Thursday, March 12, 2009

From the shaking hands of a caffeine-addled 2L...

Last night was pretty much an all nighter.  Does it still count as an all nighter if you got 3 hours of sleep?  I say it does, because I was back at school at 2 am to finish up the draft for my Health Care Liability Seminar paper.  It's due at noon, but at this point (10:45 am), I think I'm done.

One of my pet peeves is writing just to write, just to fill space so the paper is as long as the professor wanted it to be.  Although this professor didn't set a certain page limit or minimum, my paper is shorter than I expected it to be.  But after going over it a dozen times fixing little things, I think it turned out just fine.  I'm jealous of people who can take complicated concepts and explain them in very few words, so I hope that's what this paper turned out to be.

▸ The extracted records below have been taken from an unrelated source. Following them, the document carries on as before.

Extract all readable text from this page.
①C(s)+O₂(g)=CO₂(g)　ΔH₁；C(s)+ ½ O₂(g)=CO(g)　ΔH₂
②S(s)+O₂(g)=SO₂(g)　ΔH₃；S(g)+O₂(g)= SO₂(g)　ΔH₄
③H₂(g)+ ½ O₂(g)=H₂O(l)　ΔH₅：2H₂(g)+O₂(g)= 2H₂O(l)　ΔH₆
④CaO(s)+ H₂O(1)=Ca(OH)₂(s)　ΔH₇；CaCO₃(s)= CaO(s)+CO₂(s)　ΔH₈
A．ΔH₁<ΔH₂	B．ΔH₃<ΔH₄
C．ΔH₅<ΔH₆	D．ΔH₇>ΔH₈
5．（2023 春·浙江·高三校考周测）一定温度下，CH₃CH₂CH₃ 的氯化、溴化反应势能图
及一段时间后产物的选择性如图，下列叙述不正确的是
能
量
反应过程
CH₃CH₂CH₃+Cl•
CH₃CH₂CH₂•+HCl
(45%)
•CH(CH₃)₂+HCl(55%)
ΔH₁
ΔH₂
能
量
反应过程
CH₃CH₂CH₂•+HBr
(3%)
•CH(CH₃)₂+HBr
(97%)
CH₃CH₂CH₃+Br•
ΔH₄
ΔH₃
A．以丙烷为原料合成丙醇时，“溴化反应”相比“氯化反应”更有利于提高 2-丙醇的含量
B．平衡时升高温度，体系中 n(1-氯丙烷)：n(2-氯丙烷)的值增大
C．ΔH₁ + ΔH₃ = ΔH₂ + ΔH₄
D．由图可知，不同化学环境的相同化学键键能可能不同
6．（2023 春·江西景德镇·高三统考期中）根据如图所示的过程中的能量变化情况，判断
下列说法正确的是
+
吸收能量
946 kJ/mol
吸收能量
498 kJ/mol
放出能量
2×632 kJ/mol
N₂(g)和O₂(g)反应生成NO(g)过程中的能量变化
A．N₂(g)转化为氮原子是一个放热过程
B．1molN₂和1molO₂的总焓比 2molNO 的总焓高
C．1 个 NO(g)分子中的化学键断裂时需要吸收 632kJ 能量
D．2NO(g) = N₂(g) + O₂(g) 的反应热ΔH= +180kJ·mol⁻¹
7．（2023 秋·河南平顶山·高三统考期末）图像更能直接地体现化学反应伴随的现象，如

More likely, though, I'll get a list of things I need to discuss in it for the final paper and presentation.  Which is fine...that's why they call it a "draft."

5 comments:

Anonymous said...

Sharon,
Ideally, an essay (or paper as you call it) should be like a lady's skirt; short enough to be interesting yet long enough to cover the subject. With my limited exposure to your "writing" I can only proffer this, the more you write about any subject/area of study, the more exposure you offer others as to that which you may no nothing about.

Good Luck
Tony

Anonymous said...

What?

Anonymous said...

Yeah none of that makes sense

Anonymous said...

He doesn't no what he's talking about.

Anonymous said...

He also doesn't know how to properly use a semicolon.

A semicolon is used to bring two independent clauses together in the same way that a comma followed by the word "and" do. Stylistically, one should use a semicolon to bring together two independent clauses primarily when those two clauses start off phrased in the same manner.